The goal of is to compare the performance of our classifier to some baseline classifier that would ignore the input data and instead make constant predictions:

In [ ]:

import pandas as pd

df = pd.read_csv(
    "https://www.openml.org/data/get_csv/1595261/adult-census.csv")

In [ ]:

target_name = "class"
target = df[target_name].to_numpy()
data = df.drop(columns=[target_name, "fnlwgt"])
numerical_columns = [
    c for c in data.columns if data[c].dtype.kind in ["i", "f"]]
data_numeric = data[numerical_columns]

In [ ]:

from sklearn.model_selection import cross_val_score
from sklearn.dummy import DummyClassifier

high_revenue_clf = DummyClassifier(strategy="constant",
                                   constant=" >50K")
scores = cross_val_score(high_revenue_clf, data_numeric, target)
print(f"{scores.mean():.3f} +/- {scores.std():.3f}")

In [ ]:

low_revenue_clf = DummyClassifier(strategy="constant",
                                  constant=" <=50K")
scores = cross_val_score(low_revenue_clf, data_numeric, target)
print(f"{scores.mean():.3f} +/- {scores.std():.3f}")

In [ ]:

most_freq_revenue_clf = DummyClassifier(strategy="most_frequent")
scores = cross_val_score(most_freq_revenue_clf, data_numeric, target)
print(f"{scores.mean():.3f} +/- {scores.std():.3f}")
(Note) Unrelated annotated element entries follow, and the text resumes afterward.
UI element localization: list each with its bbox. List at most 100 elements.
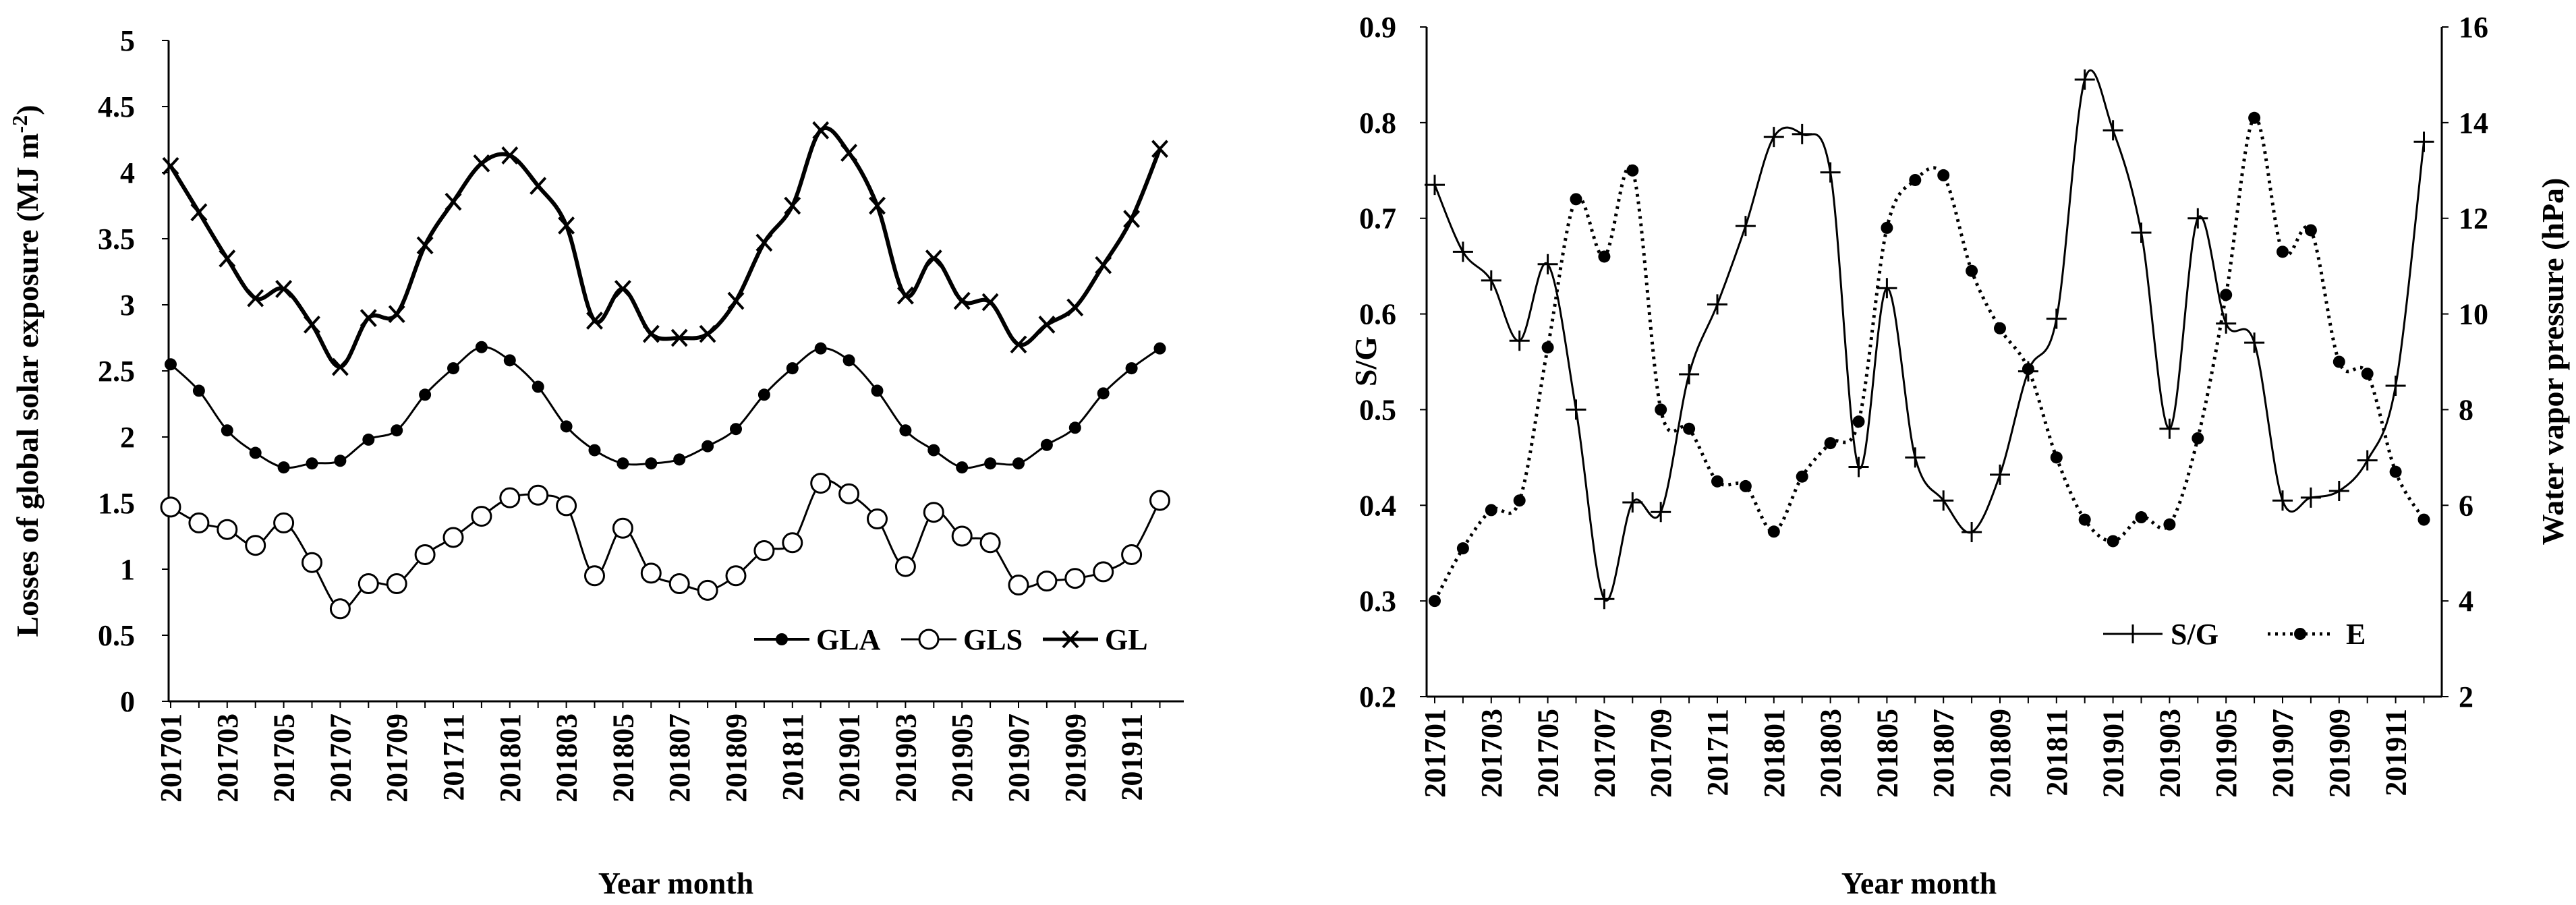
point-gl (331, 357, 349, 376)
y2-tick-label: 10 (2459, 298, 2488, 331)
x-tick-label: 201809 (720, 713, 753, 802)
point-gla (1012, 457, 1025, 470)
point-gl (501, 146, 519, 165)
y-tick-label: 0.5 (98, 619, 135, 652)
point-gls (414, 544, 436, 565)
point-e (2022, 363, 2034, 376)
point-sg (1848, 457, 1869, 477)
point-gls (329, 598, 351, 620)
point-gl (1038, 316, 1056, 334)
right-x-axis-label: Year month (1841, 866, 1997, 900)
x-tick-label: 201809 (1984, 709, 2017, 798)
point-gls (1008, 575, 1029, 596)
point-gla (588, 444, 601, 457)
point-gls (1036, 571, 1058, 592)
legend-item-sg: S/G (2103, 618, 2219, 651)
point-e (1739, 479, 1752, 492)
left-chart: 0 0.5 1 1.5 2 2.5 3 3.5 4 4.5 5 201701 201703 201705… (7, 24, 1184, 900)
left-series-markers (160, 121, 1170, 620)
point-e (1541, 341, 1554, 354)
point-gla (1097, 387, 1110, 400)
point-e (1824, 437, 1837, 450)
point-gl (1095, 256, 1112, 274)
y-tick-label: 5 (120, 24, 135, 57)
y-tick-label: 0.2 (1359, 680, 1396, 713)
point-sg (2272, 490, 2293, 511)
point-sg (2074, 69, 2095, 90)
point-gla (899, 424, 912, 437)
point-gla (956, 461, 969, 474)
point-e (2163, 518, 2176, 531)
point-gla (842, 354, 855, 367)
x-tick-label: 201707 (324, 713, 357, 802)
point-sg (1452, 241, 1473, 262)
point-gla (362, 433, 375, 446)
point-e (2304, 224, 2317, 237)
y-tick-label: 0.4 (1359, 489, 1396, 522)
point-gla (221, 424, 233, 437)
x-tick-label: 201901 (833, 713, 866, 802)
y-tick-label: 0.5 (1359, 393, 1396, 426)
point-gla (1068, 421, 1081, 434)
point-e (1881, 221, 1893, 234)
point-gls (442, 527, 464, 548)
x-tick-label: 201901 (2097, 709, 2130, 798)
point-gl (388, 305, 405, 324)
y-tick-label: 4 (120, 156, 135, 189)
point-e (1598, 250, 1611, 263)
point-sg (2131, 222, 2152, 243)
point-gls (302, 552, 322, 573)
point-gla (1153, 342, 1166, 355)
point-gl (953, 291, 971, 310)
point-gls (782, 532, 803, 554)
x-tick-label: 201709 (380, 713, 413, 802)
point-gls (188, 512, 210, 533)
point-sg (1735, 216, 1756, 237)
point-gl (642, 324, 660, 343)
x-tick-label: 201907 (2266, 709, 2299, 798)
point-gl (275, 280, 293, 298)
point-gls (923, 502, 944, 523)
point-gla (673, 453, 686, 466)
y-tick-label: 0.3 (1359, 585, 1396, 618)
point-gl (162, 156, 179, 175)
point-gl (925, 250, 942, 268)
point-e (2135, 511, 2148, 524)
point-gls (386, 573, 407, 595)
point-e (2248, 111, 2261, 124)
y2-tick-label: 12 (2459, 202, 2488, 235)
point-gl (755, 233, 773, 252)
legend-label-gls: GLS (963, 623, 1023, 656)
point-gl (219, 250, 236, 268)
point-gls (273, 512, 295, 533)
point-e (2220, 289, 2233, 301)
point-gl (473, 154, 490, 173)
point-sg (2357, 450, 2378, 471)
point-sg (1905, 447, 1926, 468)
x-tick-label: 201801 (1758, 709, 1791, 798)
point-e (2277, 245, 2289, 258)
point-gla (702, 440, 714, 452)
point-e (2078, 513, 2091, 526)
point-sg (1594, 589, 1615, 610)
point-sg (1622, 492, 1643, 513)
x-tick-label: 201801 (494, 713, 527, 802)
right-series-lines (1433, 69, 2426, 602)
x-tick-label: 201705 (1532, 709, 1565, 798)
point-sg (2300, 487, 2321, 508)
point-gla (475, 341, 488, 353)
point-gl (529, 177, 547, 195)
y-tick-label: 0.6 (1359, 298, 1396, 331)
point-gla (532, 380, 544, 393)
point-gl (1066, 298, 1084, 317)
legend-item-e: E (2268, 618, 2366, 651)
y-tick-label: 0.9 (1359, 11, 1396, 44)
point-gl (190, 203, 208, 222)
point-gl (727, 291, 745, 310)
legend-item-gl: GL (1043, 623, 1148, 656)
x-tick-label: 201707 (1588, 709, 1621, 798)
point-gla (192, 384, 205, 397)
point-e (1767, 525, 1780, 538)
x-tick-label: 201703 (1475, 709, 1508, 798)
So 81% accuracy is significantly better than 76% which is the score of a baseline model that would always predict the most frequent class which is the low revenue class: " <=50K".

In this dataset, we can see that the target classes are imbalanced: almost 3/4 of the records are people with a revenue below 50K:

In [ ]:

df["class"].value_counts()

In [ ]:

(target == " <=50K").mean()